Na zdrowy rozum ci, którzy największą wagę przywiązywali do „odkrycia prawdy” i „ujawnienia agentów”, powinni zacierać ręce i czekać. Jednak 17 stycznia „Wprost” drukuje apel o powszechną lustrację dziennikarzy, a 25 stycznia Bronisław Wildstein opowiada o swojej liście w radiu RMF. Kiedy 29 stycznia „Gazeta” o niej napisze, tysiące niewinnych, którzy nie zamierzali zaglądać do swoich teczek, poczuje, że muszą się oczyścić. IPN zaleje lawina ich wniosków i wszystkie inne prace zostaną odłożone na bok. Gdyby tylko co dziesiąty umieszczony na liście miał być obsłużony w dotychczasowym trybie, ostatnia osoba z tej grupy dostałaby odpowiedź po 20 latach! Ujawnienie agentów zostało powstrzymane.

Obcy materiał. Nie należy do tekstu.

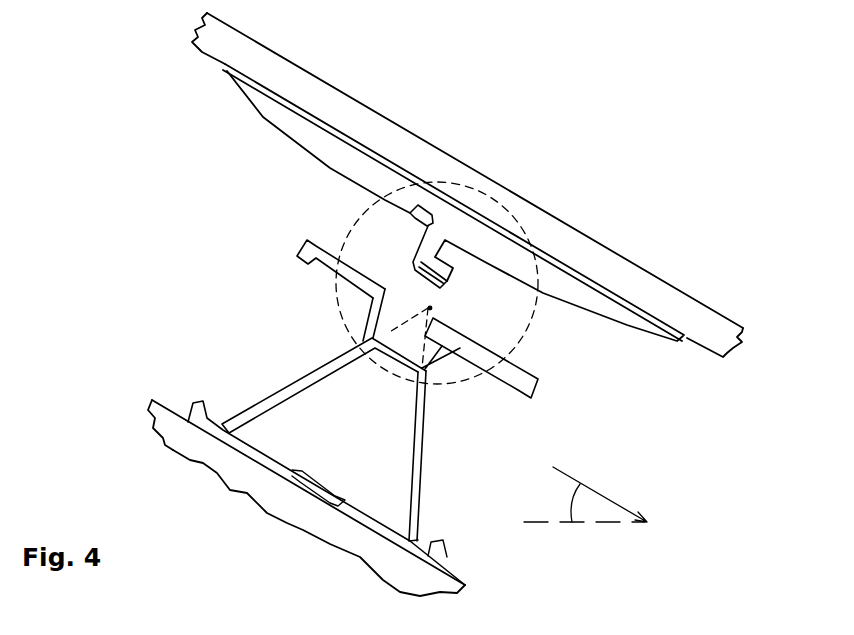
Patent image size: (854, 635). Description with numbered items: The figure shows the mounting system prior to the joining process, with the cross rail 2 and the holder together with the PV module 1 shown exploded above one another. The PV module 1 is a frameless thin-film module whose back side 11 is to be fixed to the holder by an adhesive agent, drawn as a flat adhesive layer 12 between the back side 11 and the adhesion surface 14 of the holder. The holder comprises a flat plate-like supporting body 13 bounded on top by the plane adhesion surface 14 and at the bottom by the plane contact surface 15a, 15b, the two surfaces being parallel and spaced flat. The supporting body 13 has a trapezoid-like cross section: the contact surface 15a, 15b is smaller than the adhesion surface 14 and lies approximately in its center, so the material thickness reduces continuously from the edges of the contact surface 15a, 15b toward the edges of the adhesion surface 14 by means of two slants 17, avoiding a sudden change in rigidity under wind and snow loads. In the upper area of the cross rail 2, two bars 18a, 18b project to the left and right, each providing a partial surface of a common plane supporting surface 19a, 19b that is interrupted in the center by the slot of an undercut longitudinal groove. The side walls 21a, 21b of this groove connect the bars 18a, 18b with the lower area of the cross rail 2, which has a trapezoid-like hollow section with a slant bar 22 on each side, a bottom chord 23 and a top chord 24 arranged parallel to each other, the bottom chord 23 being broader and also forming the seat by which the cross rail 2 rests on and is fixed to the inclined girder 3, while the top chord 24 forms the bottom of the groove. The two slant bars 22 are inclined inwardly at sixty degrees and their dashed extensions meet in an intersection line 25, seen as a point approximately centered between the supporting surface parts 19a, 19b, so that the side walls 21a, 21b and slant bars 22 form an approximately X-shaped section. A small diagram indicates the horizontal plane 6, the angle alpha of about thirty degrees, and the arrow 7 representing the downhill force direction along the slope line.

The PV module 1 is at (400, 142).
The cross rail 2 is at (376, 390).
The inclined girder 3 is at (306, 498).
The horizontal plane 6 is at (598, 527).
The arrow 7 is at (600, 492).
The back side 11 is at (201, 60).
The adhesive layer 12 is at (219, 71).
The supporting body 13 is at (353, 157).
The adhesion surface 14 is at (619, 286).
The contact surface 15a is at (325, 174).
The contact surface 15b is at (568, 317).
The slant 17 is at (257, 110).
The bar 18a is at (333, 280).
The bar 18b is at (508, 373).
The supporting surface 19a is at (363, 272).
The supporting surface 19b is at (495, 340).
The side wall 21a is at (370, 318).
The side wall 21b is at (447, 367).
The slant bar 22 is at (290, 387).
The bottom chord 23 is at (282, 468).
The top chord 24 is at (392, 352).
The intersection line 25 is at (432, 308).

Dla tych, którzy mało się interesowali lustracją, było to zaskoczenie. Ktoś z IPN, kto dał Wildsteinowi listę, musiał zapewne wiedzieć, że wywoła lawinę, która zatrzyma „falę”. Dlaczego to zrobił? Czy był to cel sam w sobie, czy cena za osiągnięcie jakiegoś innego celu?

Lawina przeciw fali

Logika spiskowa podsuwa wersję celu ukrytego. Zatrzymanie „fali” mogło być celem zagrożonych ujawnieniem „agentów”. Także rozwodnienie własnej odpowiedzialności w wielkiej liczbie widniejących na liście osób o niejasnym statusie leży w interesie tych, których mroczna przeszłość miała stać się znana.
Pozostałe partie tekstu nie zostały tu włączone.